Il paesaggio sta cambiando non solo nel centro cittadino e nella nuova zona commerciale: Curundù, fino a ieri era uno slum a due passi dal centro, è oggi uno dei vanti della presidenza, tra soddisfazione delle autorità e critiche di demagogia dalle opposizioni. Il Biomuseo ideato da Frank Gehry, situato sull’isolotto Amador a un quarto d’ora dal centro, è forse più di ogni altro elemento il volto nuovo di Panama anche se i lavori procedono a singhiozzo.

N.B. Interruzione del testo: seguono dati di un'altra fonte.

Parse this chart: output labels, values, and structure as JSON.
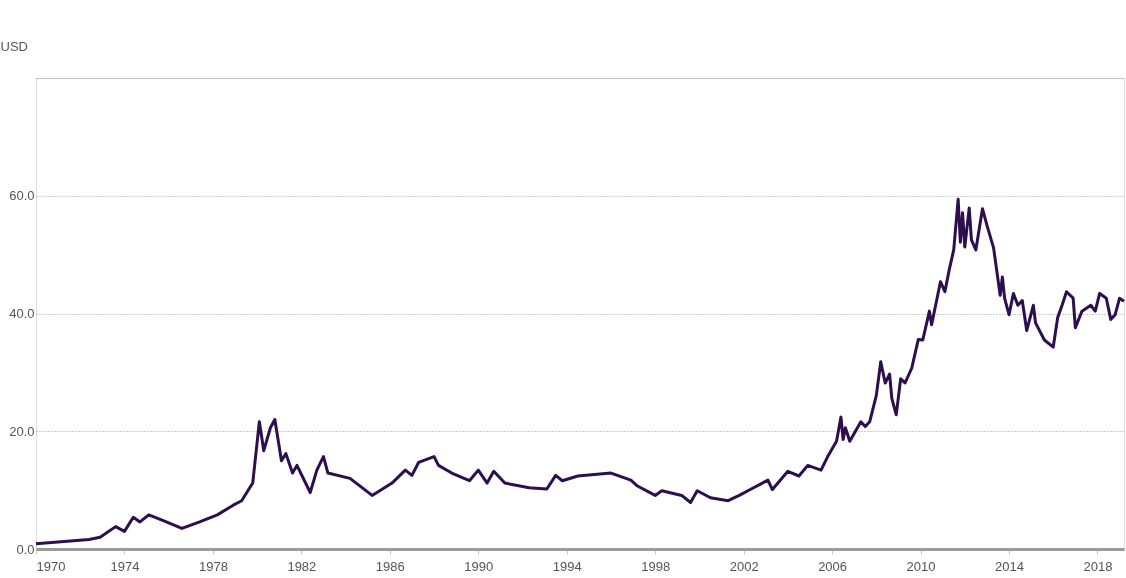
{
  "chart_data": {
    "type": "line",
    "ylabel": "USD",
    "x": [
      1970.0,
      1972.4,
      1972.9,
      1973.6,
      1974.0,
      1974.4,
      1974.7,
      1975.1,
      1975.7,
      1976.6,
      1977.4,
      1978.2,
      1978.9,
      1979.3,
      1979.8,
      1980.1,
      1980.3,
      1980.6,
      1980.8,
      1981.1,
      1981.3,
      1981.6,
      1981.8,
      1982.4,
      1982.7,
      1983.0,
      1983.2,
      1984.2,
      1985.2,
      1986.1,
      1986.7,
      1987.0,
      1987.3,
      1988.0,
      1988.2,
      1988.8,
      1989.6,
      1990.0,
      1990.4,
      1990.7,
      1991.2,
      1992.3,
      1993.1,
      1993.5,
      1993.8,
      1994.5,
      1996.0,
      1996.9,
      1997.2,
      1998.0,
      1998.3,
      1999.2,
      1999.6,
      1999.9,
      2000.5,
      2001.3,
      2001.8,
      2002.3,
      2003.1,
      2003.3,
      2004.0,
      2004.5,
      2004.9,
      2005.5,
      2005.8,
      2006.2,
      2006.4,
      2006.5,
      2006.6,
      2006.8,
      2007.3,
      2007.5,
      2007.7,
      2008.0,
      2008.2,
      2008.4,
      2008.6,
      2008.7,
      2008.9,
      2009.1,
      2009.3,
      2009.6,
      2009.9,
      2010.1,
      2010.4,
      2010.5,
      2010.9,
      2011.1,
      2011.3,
      2011.5,
      2011.7,
      2011.8,
      2011.9,
      2012.0,
      2012.2,
      2012.3,
      2012.5,
      2012.8,
      2013.0,
      2013.3,
      2013.6,
      2013.7,
      2013.8,
      2014.0,
      2014.2,
      2014.4,
      2014.6,
      2014.8,
      2015.1,
      2015.2,
      2015.6,
      2016.0,
      2016.2,
      2016.4,
      2016.6,
      2016.9,
      2017.0,
      2017.3,
      2017.7,
      2017.9,
      2018.1,
      2018.4,
      2018.6,
      2018.8,
      2019.0,
      2019.2
    ],
    "series": [
      {
        "color": "#2d0e4e",
        "values": [
          0.9,
          1.6,
          2.0,
          3.8,
          3.0,
          5.4,
          4.6,
          5.8,
          4.9,
          3.5,
          4.6,
          5.8,
          7.4,
          8.2,
          11.2,
          21.6,
          16.7,
          20.6,
          22.0,
          15.0,
          16.2,
          12.9,
          14.2,
          9.6,
          13.4,
          15.7,
          12.9,
          12.0,
          9.1,
          11.2,
          13.4,
          12.5,
          14.7,
          15.7,
          14.2,
          12.9,
          11.6,
          13.4,
          11.2,
          13.2,
          11.2,
          10.4,
          10.2,
          12.5,
          11.6,
          12.4,
          12.9,
          11.7,
          10.7,
          9.1,
          9.9,
          9.1,
          7.9,
          9.9,
          8.7,
          8.2,
          9.1,
          10.1,
          11.7,
          10.1,
          13.2,
          12.4,
          14.2,
          13.4,
          15.7,
          18.3,
          22.4,
          18.6,
          20.6,
          18.3,
          21.6,
          20.8,
          21.6,
          26.1,
          31.8,
          28.2,
          29.7,
          25.6,
          22.8,
          28.9,
          28.2,
          30.7,
          35.6,
          35.5,
          40.4,
          38.1,
          45.4,
          43.7,
          47.5,
          50.8,
          59.4,
          52.1,
          57.1,
          51.3,
          57.9,
          52.5,
          50.8,
          57.8,
          55.0,
          51.2,
          43.1,
          46.2,
          42.6,
          39.8,
          43.4,
          41.4,
          42.2,
          37.1,
          41.4,
          38.4,
          35.5,
          34.3,
          39.3,
          41.4,
          43.7,
          42.6,
          37.6,
          40.4,
          41.4,
          40.4,
          43.4,
          42.6,
          39.0,
          39.8,
          42.6,
          42.1
        ]
      }
    ],
    "xlim": [
      1970,
      2019.2
    ],
    "xticks": [
      1970,
      1974,
      1978,
      1982,
      1986,
      1990,
      1994,
      1998,
      2002,
      2006,
      2010,
      2014,
      2018
    ],
    "ylim": [
      0,
      80
    ],
    "yticks": [
      {
        "value": 0,
        "label": "0.0"
      },
      {
        "value": 20,
        "label": "20.0"
      },
      {
        "value": 40,
        "label": "40.0"
      },
      {
        "value": 60,
        "label": "60.0"
      },
      {
        "value": 80,
        "label": null
      }
    ],
    "grid": "y",
    "marker": "none",
    "line_style": "solid"
  }
}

Ultima data di apertura prevista: marzo 2014.
Torniamo al Canale. Raddoppia e ancora non basta. E presto potrebbe temere la concorrenza di altre opere simili per soddisfare soprattutto appetiti e interessi dei nuovi potenti asiatici (Cina in testa) munifici negli investimenti strutturali, come porti e flotte. Tra questi progetti uno potrebbe interessare il vicino Nicaragua con Ortega che ha rispolverato il sogno ottocentesco del canale dall’Atlantico attraverso il fiume San Juan, il lago Nicaragua e il taglio dell’istmo di Rivas (e avrebbe i finanziamenti di una società cinese di Hong Kong, spesa prevista almeno 40 miliardi di dollari). Un “secondo canale di Panama”, insomma, a cui si oppone però la Costa Rica.
Il calendario delle ricorrenze storiche di Panama e dintorni si sovrappone a quello degli appuntamenti elettorali dei vicini centroamericani: si inizia con le presidenziali in Honduras a novembre, sarà poi la volta della Costa Rica e di El Salvador all’inzio del prossimo anno (febbraio e marzo, rispettivamente) per concludere con gli appuntamenti elettorali panamensi a maggio. Urne e container, acciaio e carta si preparano a ridisegnare gli equilibri mesoamericani.